En la puesta puede apreciarse el crecimiento de Kartún director. Por un lado, en el trabajo con los actores. Daría la impresión que Claudio Da Passano, Claudio Martinez Bel y Claudio Rissi fueran los mismos inspiradores de las palabras que el autor les hace decir. Como un vaivén que no se sabe dónde empieza y dónde termina, texto y cuerpo caminan entrelazados, como intrínsecos el uno al otro. Kartún no crea sólo un pequeño mundo, crea algo más grande: un lenguaje, y al comenzar la obra y escuchar los primeros textos, como espectador uno supone que el proceso de adaptación a ese universo va a ser, por lo menos, arduo.

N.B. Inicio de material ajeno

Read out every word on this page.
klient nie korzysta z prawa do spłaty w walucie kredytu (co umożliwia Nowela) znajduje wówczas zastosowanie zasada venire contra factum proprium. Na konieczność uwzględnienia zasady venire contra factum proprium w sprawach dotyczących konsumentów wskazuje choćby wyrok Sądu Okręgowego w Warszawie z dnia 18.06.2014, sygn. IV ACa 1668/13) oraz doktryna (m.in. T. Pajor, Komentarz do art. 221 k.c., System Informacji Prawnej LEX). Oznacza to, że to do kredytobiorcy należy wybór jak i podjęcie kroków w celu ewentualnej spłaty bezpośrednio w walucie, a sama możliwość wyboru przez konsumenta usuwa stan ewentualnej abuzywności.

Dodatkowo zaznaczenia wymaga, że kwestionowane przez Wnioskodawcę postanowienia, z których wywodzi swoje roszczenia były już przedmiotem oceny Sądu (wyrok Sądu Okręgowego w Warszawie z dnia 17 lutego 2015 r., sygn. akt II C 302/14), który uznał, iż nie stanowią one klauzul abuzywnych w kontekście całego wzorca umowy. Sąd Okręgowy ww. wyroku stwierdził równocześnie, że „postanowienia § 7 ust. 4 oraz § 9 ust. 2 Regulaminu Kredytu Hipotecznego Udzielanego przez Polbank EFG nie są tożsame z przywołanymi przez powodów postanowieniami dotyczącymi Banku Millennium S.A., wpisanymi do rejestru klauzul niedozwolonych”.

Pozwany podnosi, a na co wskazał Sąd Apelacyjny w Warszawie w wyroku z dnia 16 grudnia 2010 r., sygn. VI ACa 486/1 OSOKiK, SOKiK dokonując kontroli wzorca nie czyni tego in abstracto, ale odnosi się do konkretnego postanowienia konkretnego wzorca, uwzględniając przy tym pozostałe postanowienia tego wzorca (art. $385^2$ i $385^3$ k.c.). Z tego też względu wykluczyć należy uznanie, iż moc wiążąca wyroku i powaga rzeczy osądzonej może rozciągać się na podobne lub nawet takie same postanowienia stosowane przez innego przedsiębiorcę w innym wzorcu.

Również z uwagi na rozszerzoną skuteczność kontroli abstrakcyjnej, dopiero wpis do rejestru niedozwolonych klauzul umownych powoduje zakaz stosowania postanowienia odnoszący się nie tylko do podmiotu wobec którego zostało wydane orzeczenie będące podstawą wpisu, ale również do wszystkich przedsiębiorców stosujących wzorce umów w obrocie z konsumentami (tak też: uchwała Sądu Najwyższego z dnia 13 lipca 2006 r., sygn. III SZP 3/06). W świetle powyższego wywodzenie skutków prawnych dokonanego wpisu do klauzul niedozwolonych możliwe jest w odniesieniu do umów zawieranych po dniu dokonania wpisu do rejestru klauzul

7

Sin embargo, instantes después, la platea entra en código sin ninguna resistencia, degustando las metáforas tanto como quienes las dicen (“donde hay humo hay asado, dijo el chango corriendo el tren” dicen ésa y tantas más), entrando en su sentido, y participando del juego escénico construido -entre otros elementos- con la memoria de los viejos payasos del circo criollo, de los capocómicos de cachetada vuelta y vuelta. Los actores se ajustan a la doble necesidad de ser efectivos, y a la vez de estar disponibles emocionalmente para hacer cuerpo las incontables imágenes del texto. Y, como suma de esas partes, resultar creíbles. Un trabajo complejísimo, acrobático, que cada uno de los extraordinarios Claudios articula con singularidad propia sin traicionar nunca el idioma común.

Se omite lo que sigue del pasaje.